Would it help if I were to swear to you, by the deceased individual of your choice, that I had nothing to do with my first ex-wife’s demise, assuming she is in fact dead?

This sentence, itself a whole graph in the text, is wonderful again not only for its Evensonian use of odd familial tags such ‘first ex-wife’ (I always go back to his ‘The Ex Father,’ and those weird overtones of relationship bounds), but for how it manages to begin to drag the reader (the ‘you’) as an entity into the text, another relationship that will continue to be put to use in the extremely odd and Bernhard-ian summoning that goes on in this text.

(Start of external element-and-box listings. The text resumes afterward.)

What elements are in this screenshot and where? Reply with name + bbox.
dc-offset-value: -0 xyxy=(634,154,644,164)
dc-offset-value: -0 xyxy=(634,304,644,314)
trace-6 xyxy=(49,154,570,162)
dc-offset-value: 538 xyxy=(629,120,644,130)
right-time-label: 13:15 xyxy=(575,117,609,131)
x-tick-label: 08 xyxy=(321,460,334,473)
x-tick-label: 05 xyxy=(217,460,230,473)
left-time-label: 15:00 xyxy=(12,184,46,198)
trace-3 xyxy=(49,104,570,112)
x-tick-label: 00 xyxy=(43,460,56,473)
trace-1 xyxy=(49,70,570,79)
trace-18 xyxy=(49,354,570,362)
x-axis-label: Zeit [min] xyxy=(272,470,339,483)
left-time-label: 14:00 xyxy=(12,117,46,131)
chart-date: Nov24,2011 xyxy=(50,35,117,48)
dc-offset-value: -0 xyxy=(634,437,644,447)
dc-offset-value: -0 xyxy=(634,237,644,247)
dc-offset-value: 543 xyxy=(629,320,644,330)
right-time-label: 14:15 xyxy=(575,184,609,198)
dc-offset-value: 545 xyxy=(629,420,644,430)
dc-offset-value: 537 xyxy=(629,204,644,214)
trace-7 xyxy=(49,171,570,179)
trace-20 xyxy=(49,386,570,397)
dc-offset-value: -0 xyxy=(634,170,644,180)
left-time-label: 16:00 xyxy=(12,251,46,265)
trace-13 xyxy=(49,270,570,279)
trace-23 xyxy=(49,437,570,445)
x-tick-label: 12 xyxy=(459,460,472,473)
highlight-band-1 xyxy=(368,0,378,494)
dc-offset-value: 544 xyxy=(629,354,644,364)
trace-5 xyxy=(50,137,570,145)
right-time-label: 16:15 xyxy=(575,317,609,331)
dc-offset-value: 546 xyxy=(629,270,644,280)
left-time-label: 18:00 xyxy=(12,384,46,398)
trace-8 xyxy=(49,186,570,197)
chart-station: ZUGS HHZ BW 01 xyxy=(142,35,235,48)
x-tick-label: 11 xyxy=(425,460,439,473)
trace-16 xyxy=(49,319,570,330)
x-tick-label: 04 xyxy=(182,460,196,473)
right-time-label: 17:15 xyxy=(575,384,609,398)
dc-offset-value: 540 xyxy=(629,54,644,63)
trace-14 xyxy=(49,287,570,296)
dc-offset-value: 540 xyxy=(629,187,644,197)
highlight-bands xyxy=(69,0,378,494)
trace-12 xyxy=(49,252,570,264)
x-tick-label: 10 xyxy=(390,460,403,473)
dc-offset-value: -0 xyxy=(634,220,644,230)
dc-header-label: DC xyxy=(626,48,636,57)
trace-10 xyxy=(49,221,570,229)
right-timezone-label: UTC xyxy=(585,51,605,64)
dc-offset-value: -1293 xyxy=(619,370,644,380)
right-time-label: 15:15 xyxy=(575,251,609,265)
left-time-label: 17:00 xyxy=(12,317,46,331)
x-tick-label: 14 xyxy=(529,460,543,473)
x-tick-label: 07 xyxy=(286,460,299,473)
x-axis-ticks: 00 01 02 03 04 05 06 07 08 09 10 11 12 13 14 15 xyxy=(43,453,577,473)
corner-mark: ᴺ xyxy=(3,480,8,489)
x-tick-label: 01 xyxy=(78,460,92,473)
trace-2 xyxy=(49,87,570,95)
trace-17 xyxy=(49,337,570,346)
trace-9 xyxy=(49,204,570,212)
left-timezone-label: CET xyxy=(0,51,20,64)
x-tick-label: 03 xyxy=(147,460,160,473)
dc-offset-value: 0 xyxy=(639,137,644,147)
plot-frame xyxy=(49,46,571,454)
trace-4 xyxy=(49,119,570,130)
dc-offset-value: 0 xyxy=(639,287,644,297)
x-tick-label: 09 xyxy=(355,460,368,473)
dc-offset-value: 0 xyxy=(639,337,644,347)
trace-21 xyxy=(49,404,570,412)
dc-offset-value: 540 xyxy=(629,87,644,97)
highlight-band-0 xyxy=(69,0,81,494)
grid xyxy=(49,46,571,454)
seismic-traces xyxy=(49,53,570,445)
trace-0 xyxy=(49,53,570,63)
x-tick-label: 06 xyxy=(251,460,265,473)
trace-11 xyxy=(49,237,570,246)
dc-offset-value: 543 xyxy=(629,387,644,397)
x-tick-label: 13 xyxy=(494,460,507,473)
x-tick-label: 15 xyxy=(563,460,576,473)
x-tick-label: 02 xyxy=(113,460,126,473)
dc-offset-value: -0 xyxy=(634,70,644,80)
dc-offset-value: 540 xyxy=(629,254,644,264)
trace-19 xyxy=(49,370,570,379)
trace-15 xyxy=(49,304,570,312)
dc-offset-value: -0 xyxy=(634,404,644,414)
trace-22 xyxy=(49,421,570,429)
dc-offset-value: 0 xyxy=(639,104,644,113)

As I discuss in the full story review, Evenson is a master of blurring the lines of his occurrences, here as delivered on behalf of the narrator, in such a way that it is not only hard to condemn or not condemn the actions of the central figure, it also blurs the body of that narrator with the body of the reader, in such a way that the reading itself becomes an experience. You are caught in the narrator’s ongoing waddle into his own mind. You follow him along terrain that will not hold, etc.

The question is a question that eats the space out from between the reader and the narrator itself, which, how much more could you ask from a single line?